Bishop <flavio.tobias (AT) gmail (DOT) com> wrote:
Quote:
I understand that MySql Cluster's primary data storage is RAM to speed
up queries, but regarding the disk which is the best choice, SSD or
HDD?
Is MySql Cluster like other databases that accesses the disk
randomically or it is sequential since the data are queried in RAM? |
This depends. NDB does disk I/O for different reasons:
1. global checkpoints: the REDO log is flushed to disk. Logs are
pre-allocated. This is kind of sequential.

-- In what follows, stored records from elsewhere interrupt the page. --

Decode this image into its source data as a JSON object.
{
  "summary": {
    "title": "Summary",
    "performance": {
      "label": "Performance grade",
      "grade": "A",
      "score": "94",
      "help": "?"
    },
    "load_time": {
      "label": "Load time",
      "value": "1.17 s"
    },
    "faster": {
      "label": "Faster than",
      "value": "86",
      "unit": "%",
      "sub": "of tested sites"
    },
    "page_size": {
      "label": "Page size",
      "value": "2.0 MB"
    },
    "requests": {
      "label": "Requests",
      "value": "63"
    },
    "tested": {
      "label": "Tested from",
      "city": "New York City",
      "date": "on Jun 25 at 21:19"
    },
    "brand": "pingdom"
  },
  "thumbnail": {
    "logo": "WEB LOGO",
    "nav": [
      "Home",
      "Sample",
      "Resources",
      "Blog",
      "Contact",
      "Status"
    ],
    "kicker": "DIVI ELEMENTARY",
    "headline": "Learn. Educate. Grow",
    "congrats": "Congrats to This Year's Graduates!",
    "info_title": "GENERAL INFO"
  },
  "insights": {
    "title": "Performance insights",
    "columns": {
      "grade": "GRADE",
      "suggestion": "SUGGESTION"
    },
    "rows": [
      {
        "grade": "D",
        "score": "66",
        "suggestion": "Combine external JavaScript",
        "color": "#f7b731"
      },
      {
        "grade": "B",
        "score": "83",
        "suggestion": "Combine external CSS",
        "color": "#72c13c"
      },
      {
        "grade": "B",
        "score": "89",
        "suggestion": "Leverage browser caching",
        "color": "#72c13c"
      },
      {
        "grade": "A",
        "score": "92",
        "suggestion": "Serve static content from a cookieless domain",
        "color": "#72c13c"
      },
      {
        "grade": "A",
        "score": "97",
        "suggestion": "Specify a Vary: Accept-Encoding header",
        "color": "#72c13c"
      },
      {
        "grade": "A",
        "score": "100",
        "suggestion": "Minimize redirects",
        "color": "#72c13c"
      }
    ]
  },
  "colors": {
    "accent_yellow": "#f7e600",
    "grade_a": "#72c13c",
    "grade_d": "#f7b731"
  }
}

2. local checkpoints: the DataMemory is written to disk. This is
certainly sequential.
3. accessing disk data: although most data (anything indexed) is
stored in memory, you can also have columns stored on disk.
I/O is done in rather large chunks but still random.
4. backups: this is again sequential.
All except 3. is write-only for normal cluster operations (will only
be read at node (re)start or recovery). Especially 1. is critical and
requires low latency *and* high throughput.
The strength of SSD is low latency random reads. Exactly this is not
needed by NDB. Except for disk data and recovery of course. Then OTOH
SSD have (had?) weaknesses when it comes to heavy writes.
I haven't seen any NDB installation using SSD (nor laid my hands on it)
but IMHO the better (and much cheaper) choice are HDD.